A senior Islamic scholar and jurist, formerly the head of the Supreme Judicial Council of Saudia Arabia and student of Abd al Aziz ibn Baz, a well known and influential Saudi cleric, spoke to TRT World on the condition of anonymity and was equally critical about MBS’s role as future custodian of the two holy mosques.
“Even if we say that MBS is not responsible for the killing of Khashoggi, which is difficult to believe, there are many people and their positions within the royal court who question the credibility of Saudi Arabia as the host for millions of Muslims who visit it for their religious duties.”

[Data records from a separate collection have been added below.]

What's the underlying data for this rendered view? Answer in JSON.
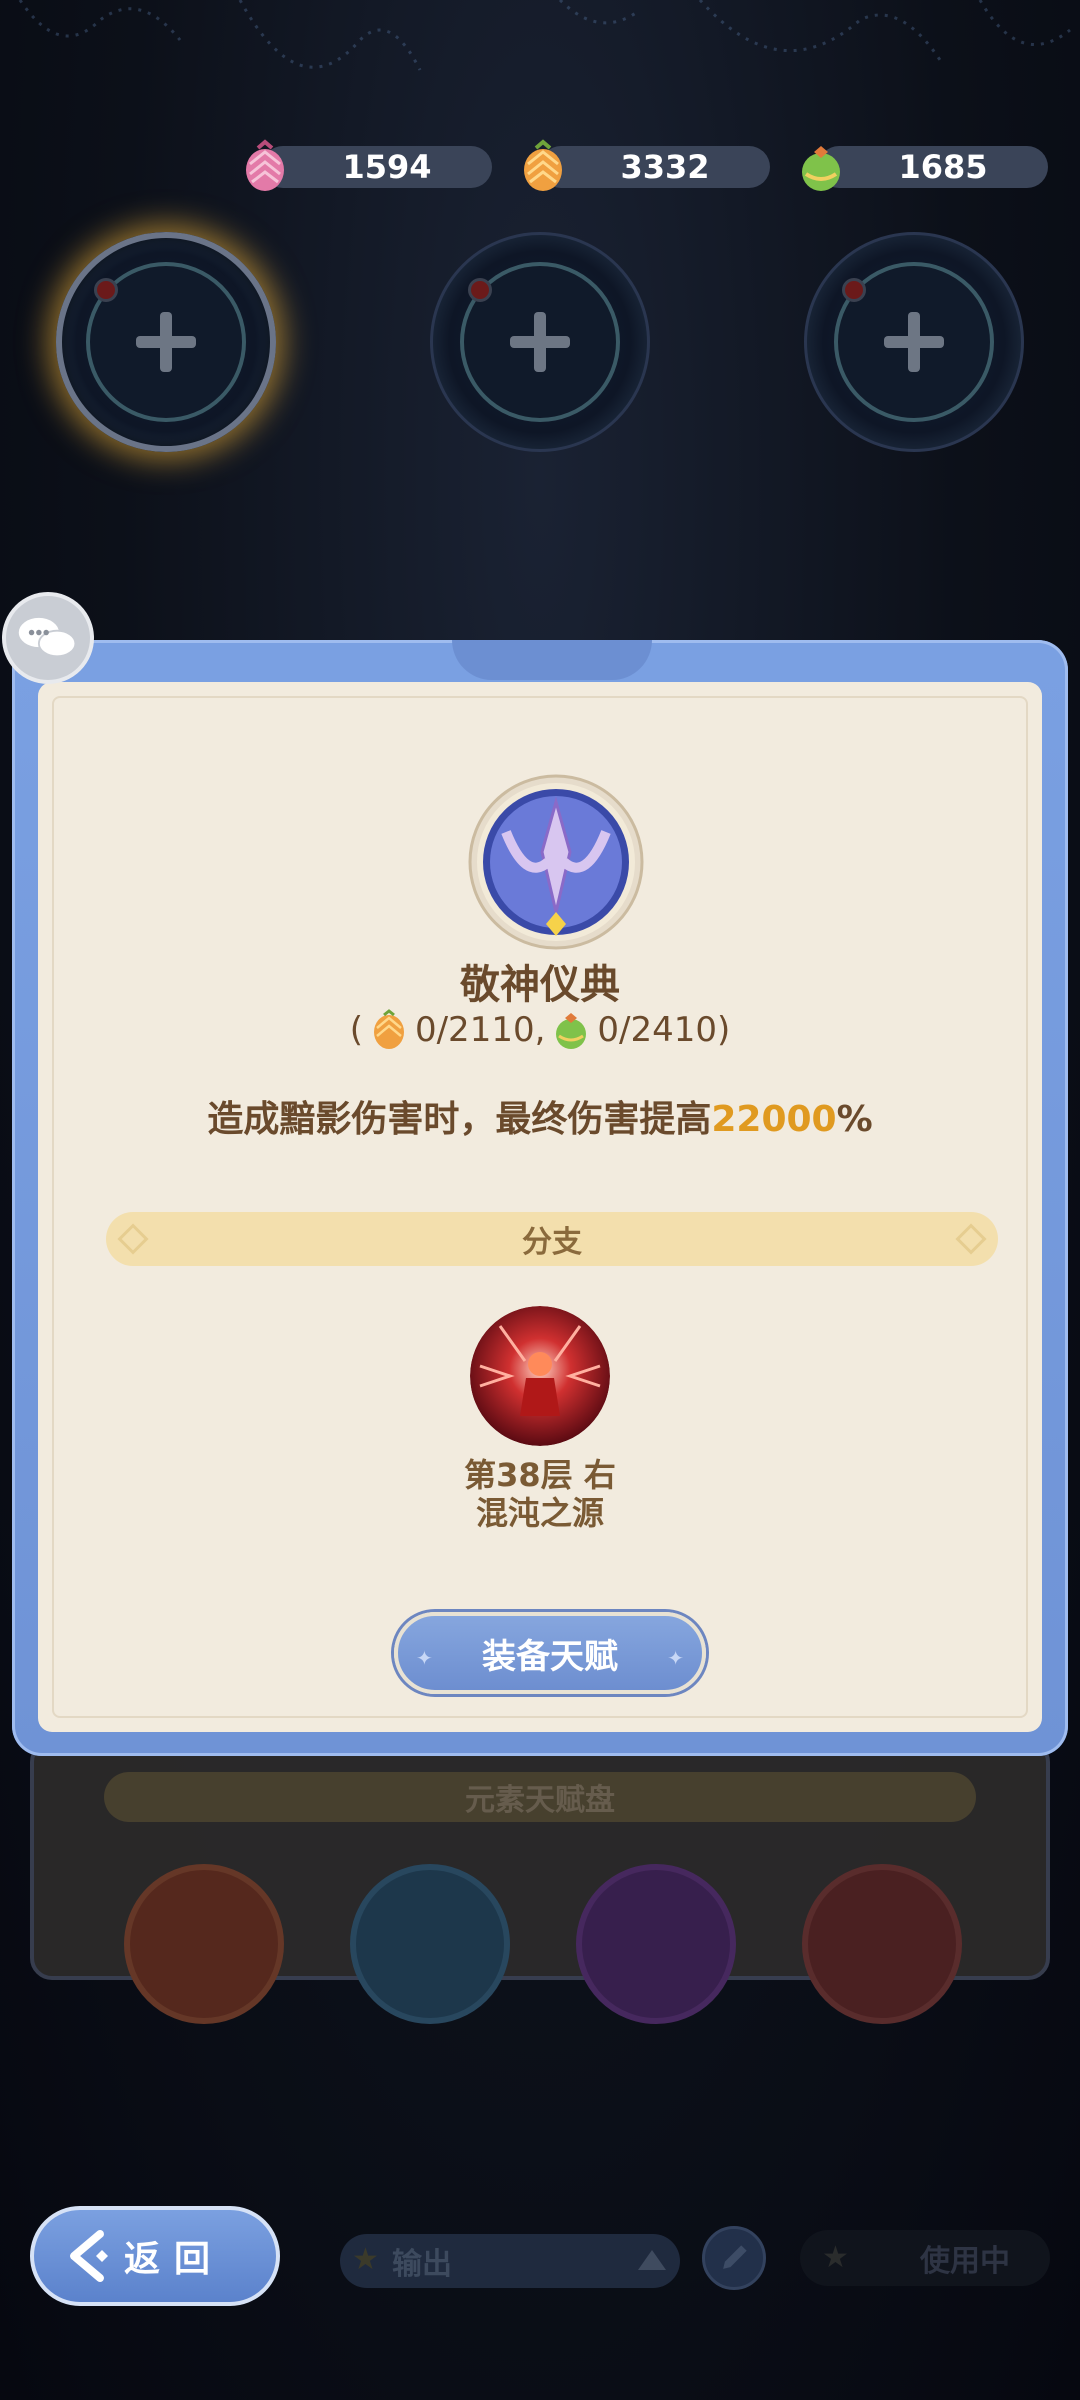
{
  "resources": [
    {
      "name": "pink-gem",
      "value": "1594",
      "color": "#e37aa8"
    },
    {
      "name": "orange-gem",
      "value": "3332",
      "color": "#f0a040"
    },
    {
      "name": "green-gem",
      "value": "1685",
      "color": "#7fc24a"
    }
  ],
  "slots": [
    {
      "state": "active"
    },
    {
      "state": "empty"
    },
    {
      "state": "empty"
    }
  ],
  "modal": {
    "title": "敬神仪典",
    "cost_open": "(",
    "cost_orange": "0/2110",
    "cost_sep": ",",
    "cost_green": "0/2410",
    "cost_close": ")",
    "desc_prefix": "造成黯影伤害时，最终伤害提高",
    "desc_value": "22000",
    "desc_suffix": "%",
    "branch_label": "分支",
    "boss_line1": "第38层  右",
    "boss_line2": "混沌之源",
    "equip_label": "装备天赋"
  },
  "under_panel": {
    "strip_label": "元素天赋盘"
  },
  "bottom": {
    "back_label": "返回",
    "dropdown_label": "输出",
    "inuse_label": "使用中"
  },
  "colors": {
    "accent": "#e09a20",
    "modal_blue": "#7aa0e2",
    "parchment": "#f2ebde",
    "text_brown": "#6a4a2c"
  }
}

The young, ruthless and petulant would-be king has over the last few years displayed a reckless callousness towards opponents, unlike past Saudi rulers. This has led some to ask whether it is wise to allow one single individual to control such an important site for Muslims.
Khashoggi’s murder proved to be a crucial turning point for the crown prince and his ambitions. He has become a toxic figure. Reviled for the brutal nature of Khashoggi’s death and the human toll in the war against Yemen - his reforms are increasingly viewed as cynical attempts to appease a Western audience.
Muslims around the world have come to view Saudi overtures to Israel and the Saudi-funded counter-revolutions across the Arab Spring movements as incompatible with the title of the custodians of the two holy mosques.
“MBS has overreached in his hubristic assassination of Jamal Khashoggi and in the process of that happening he has been forced to retreat on various fronts...and is now in a much more weakened position,” said al-Azami.
Far from making Saudi Arabia more resilient, MBS may have unwittingly endangered his own future.